Embora a emenda Dante de Oliveira não tenha sido aprovada, a unidade das forças democráticas prevaleceu, e Tancredo Neves foi eleito em março de 1985. Tancredo reconheceu que, enquanto conhecia pessoas e partidos cassados, Brasília era uma cidade inteira sem direitos políticos, algo que precisava mudar. Com a posse do presidente José Sarney, a promessa foi cumprida. A proposta de emenda constitucional número 25 foi apresentada e aprovada em 15 de maio de 1985, assinada por Ulysses Guimarães e José Fragelli, garantindo ao Distrito Federal representação política pela primeira vez.
O PMDB foi o primeiro partido a se organizar formalmente, nomeando uma comissão provisória para realizar seu primeiro congresso
e eleger sua direção. Meu marido, Milton Seligman, tornou-se o primeiro presidente de um partido político em Brasília. Agora, celebramos 40 anos de democracia e, em breve, o mesmo tempo de representação política.
Nesse período, além do DF, o Brasil passava por um período de transição e efervescência política. A imprensa e a política movimentavam o cenário nacional, e a cobertura jornalística na época refletia isso. Havia uma intensa mobilização da população e dos movimentos sociais, que reivindicavam direitos civis, sociais e trabalhistas, fundamentais para o fortalecimento da democracia. E, como reflexo, a pauta e a cobertura jornalísticas eram intensas, trazendo a pluralidade de vozes da sociedade. O cenário cultural também desempenhou um papel muito importante, com artistas e intelectuais completamente envolvidos nos debates e na militância política.

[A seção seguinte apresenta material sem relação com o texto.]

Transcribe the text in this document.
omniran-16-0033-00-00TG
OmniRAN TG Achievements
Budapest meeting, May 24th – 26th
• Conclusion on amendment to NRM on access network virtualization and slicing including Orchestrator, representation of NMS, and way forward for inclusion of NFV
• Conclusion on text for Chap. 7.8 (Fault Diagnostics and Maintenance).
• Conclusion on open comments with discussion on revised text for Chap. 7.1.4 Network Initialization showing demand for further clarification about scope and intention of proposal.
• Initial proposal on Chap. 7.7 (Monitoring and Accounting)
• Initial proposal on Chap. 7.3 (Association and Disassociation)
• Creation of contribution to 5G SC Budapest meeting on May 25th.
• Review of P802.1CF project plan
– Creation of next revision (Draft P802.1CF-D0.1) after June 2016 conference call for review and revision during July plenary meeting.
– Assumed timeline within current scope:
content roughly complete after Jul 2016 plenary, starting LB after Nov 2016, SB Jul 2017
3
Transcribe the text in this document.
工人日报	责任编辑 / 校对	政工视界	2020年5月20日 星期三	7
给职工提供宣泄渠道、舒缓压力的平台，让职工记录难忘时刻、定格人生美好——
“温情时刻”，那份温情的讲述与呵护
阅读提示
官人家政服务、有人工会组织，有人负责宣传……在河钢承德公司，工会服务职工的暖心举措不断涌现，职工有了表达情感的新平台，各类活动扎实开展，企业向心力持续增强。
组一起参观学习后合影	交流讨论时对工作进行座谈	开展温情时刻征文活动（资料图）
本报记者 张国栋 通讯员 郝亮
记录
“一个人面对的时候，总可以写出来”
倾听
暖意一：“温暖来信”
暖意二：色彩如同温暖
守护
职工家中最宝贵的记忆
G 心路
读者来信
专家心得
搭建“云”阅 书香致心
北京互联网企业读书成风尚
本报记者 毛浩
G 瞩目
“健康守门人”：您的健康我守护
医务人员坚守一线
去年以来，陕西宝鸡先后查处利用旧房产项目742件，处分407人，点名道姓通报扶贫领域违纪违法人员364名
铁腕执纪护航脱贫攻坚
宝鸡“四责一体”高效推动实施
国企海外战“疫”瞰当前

Todos esses elementos juntos criaram um ambiente vibrante, no qual a política era amplamente discutida e analisada, refletindo as esperanças e os desafios da nova democracia brasileira. Desde então, nossa história tem sido repleta de desafios e dificuldades, mas a democracia, apesar de complexa e tortuosa, continua sendo o melhor caminho que temos para seguir nossa caminhada em busca de uma utopia social que traga uma vida digna a todos. A democracia segue sendo ameaçada, e cabe a nós defendê-la e aprimorá-la.